I would talk to my Dad about farming, and I longed for him to still have his farm. While he was clearly passionate about the land and farming, he was no longer doing it and I couldn’t get quite so excited about his small scale horticultural activities as I could about cows, milking parlours and lots of live tractor action! From the age of three to thirteen, I wanted to be a farmer. To be honest, I still want to be one today, but I acknowledge that it is an unrealistic romanticism for the freedom and fresh country air of my childhood; but there is something about farming which really resonates with me. I think it is a connection with nature, and a simpler way of life than the materialism of our post-industrialised and computerised world.
I learnt a lot in those long school holidays, summer evenings and at weekends and it embedded a lifelong interest in how our food is produced, and how the rural economy is a very different beast to industry and the financial markets. Farming is not a job, it is a way of life and in many ways it has a lot in common with teaching – a thought I will explore further towards the end of the book. So all the farming, food production and nature going on around me whetted my appetite for some applications of science from an early age; and the time to explore with the absence of a strict routine nurtured my imagination. As I stated earlier, when I wasn’t seeking out farm or countryside activity, I was playing at home – inventing games and role plays with my sister – or alone – that seemed to consume days and probably whole months of my childhood.

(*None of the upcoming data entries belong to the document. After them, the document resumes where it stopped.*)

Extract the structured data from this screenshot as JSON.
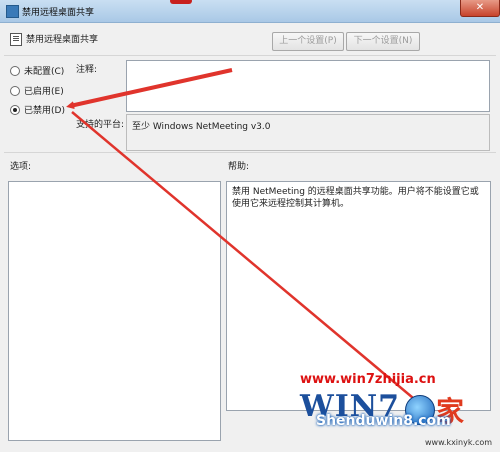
{
  "window": {
    "title": "禁用远程桌面共享",
    "close_label": "✕"
  },
  "header": {
    "policy_name": "禁用远程桌面共享",
    "prev_label": "上一个设置(P)",
    "next_label": "下一个设置(N)"
  },
  "state": {
    "options": [
      {
        "label": "未配置(C)",
        "selected": false
      },
      {
        "label": "已启用(E)",
        "selected": false
      },
      {
        "label": "已禁用(D)",
        "selected": true
      }
    ]
  },
  "fields": {
    "comment_label": "注释:",
    "comment_value": "",
    "platform_label": "支持的平台:",
    "platform_value": "至少 Windows NetMeeting v3.0"
  },
  "panes": {
    "options_label": "选项:",
    "help_label": "帮助:",
    "help_text": "禁用 NetMeeting 的远程桌面共享功能。用户将不能设置它或使用它来远程控制其计算机。"
  },
  "watermark": {
    "url": "www.win7zhijia.cn",
    "logo_text": "WIN7",
    "logo_char": "家",
    "site": "Shenduwin8.com",
    "small": "www.kxinyk.com"
  },
  "colors": {
    "annotation_arrow": "#e0342c",
    "accent": "#1c4f9c"
  }
}
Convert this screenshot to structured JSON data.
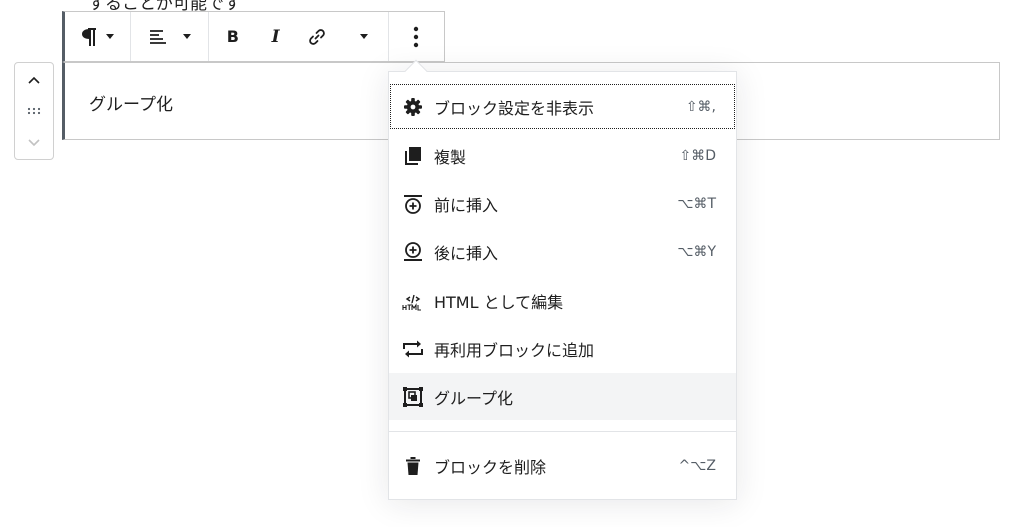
{
  "background_text": "することが可能です",
  "block": {
    "text": "グループ化"
  },
  "toolbar": {
    "paragraph_icon": "pilcrow-icon",
    "align_icon": "align-left-icon",
    "bold_label": "B",
    "italic_label": "I",
    "link_icon": "link-icon",
    "more_icon": "vertical-ellipsis-icon"
  },
  "menu": {
    "items": [
      {
        "icon": "gear-icon",
        "label": "ブロック設定を非表示",
        "shortcut": "⇧⌘,"
      },
      {
        "icon": "duplicate-icon",
        "label": "複製",
        "shortcut": "⇧⌘D"
      },
      {
        "icon": "insert-before-icon",
        "label": "前に挿入",
        "shortcut": "⌥⌘T"
      },
      {
        "icon": "insert-after-icon",
        "label": "後に挿入",
        "shortcut": "⌥⌘Y"
      },
      {
        "icon": "html-icon",
        "label": "HTML として編集",
        "shortcut": ""
      },
      {
        "icon": "reusable-block-icon",
        "label": "再利用ブロックに追加",
        "shortcut": ""
      },
      {
        "icon": "group-icon",
        "label": "グループ化",
        "shortcut": ""
      }
    ],
    "delete": {
      "icon": "trash-icon",
      "label": "ブロックを削除",
      "shortcut": "^⌥Z"
    }
  },
  "colors": {
    "text": "#1e1e1e",
    "border": "#c8c8c8",
    "hover": "#f3f4f5",
    "muted": "#555d66"
  }
}
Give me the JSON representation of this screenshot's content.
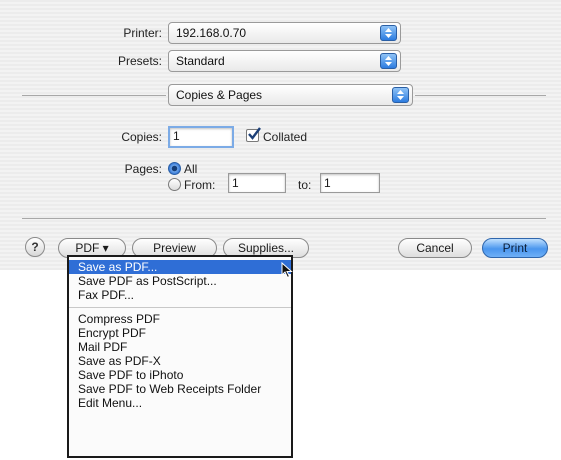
{
  "dialog": {
    "printer_label": "Printer:",
    "printer_value": "192.168.0.70",
    "presets_label": "Presets:",
    "presets_value": "Standard",
    "pane_value": "Copies & Pages",
    "copies_label": "Copies:",
    "copies_value": "1",
    "collated_label": "Collated",
    "collated_checked": true,
    "pages_label": "Pages:",
    "pages_all_label": "All",
    "pages_from_label": "From:",
    "pages_from_value": "1",
    "pages_to_label": "to:",
    "pages_to_value": "1",
    "pages_selected": "All"
  },
  "footer": {
    "help_label": "?",
    "pdf_label": "PDF ▾",
    "preview_label": "Preview",
    "supplies_label": "Supplies...",
    "cancel_label": "Cancel",
    "print_label": "Print"
  },
  "pdf_menu": {
    "group1": [
      "Save as PDF...",
      "Save PDF as PostScript...",
      "Fax PDF..."
    ],
    "group2": [
      "Compress PDF",
      "Encrypt PDF",
      "Mail PDF",
      "Save as PDF-X",
      "Save PDF to iPhoto",
      "Save PDF to Web Receipts Folder",
      "Edit Menu..."
    ],
    "highlighted": "Save as PDF..."
  },
  "colors": {
    "accent": "#2f6ed6",
    "default_button": "#4a96ee",
    "sheet_background": "#ececec"
  },
  "icons": {
    "popup_arrows": "up-down-arrows-icon",
    "checkmark": "checkmark-icon",
    "cursor": "mouse-pointer-icon"
  }
}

Was this imagination, and curiosity for the working countryside environment around me innate or was it something I learnt or developed because of the circumstances I grew up in? I have read books by psychologists firmly in the nurture camp and books by geneticists more strongly in the nature camp, and the science behind who we are and what we become, while advancing at an exponential rate, remains unclear. Clearly we have a genetic code that shapes our bodies and their function, the hardware of our senses and enables both our primal and social instincts. But what of the nebulous software of our minds – how much of a template for curiosity, or imagination, or creativity, or intelligence is there? Or how much are those traits developed by the information programmed into our minds – via our senses – during our formative years? And what of motivation and drive, is that innate or something that is triggered by the environment around us?
It all comes down to cause and effect. Am I a curious, observant and imaginative person because of the freedom I had at home – and at Buckland House – as a child; or am I simply wired that way because of the approximately 25,000 genes I have inherited from my parents, therefore hardwired to be naturally curious about people and my surroundings anyway?
Of course, aged 12, I spent no time whatsoever considering any of this; instead I was seduced by the rattle of a tractor engine; drifting happily amongst disused barns, in my own imaginary world; winding up my irritating younger sister, or attempting to perfect my photographic technique at school. The idea that I would grow up, become a scientist and then decide to teach children was not on the table. No way near it.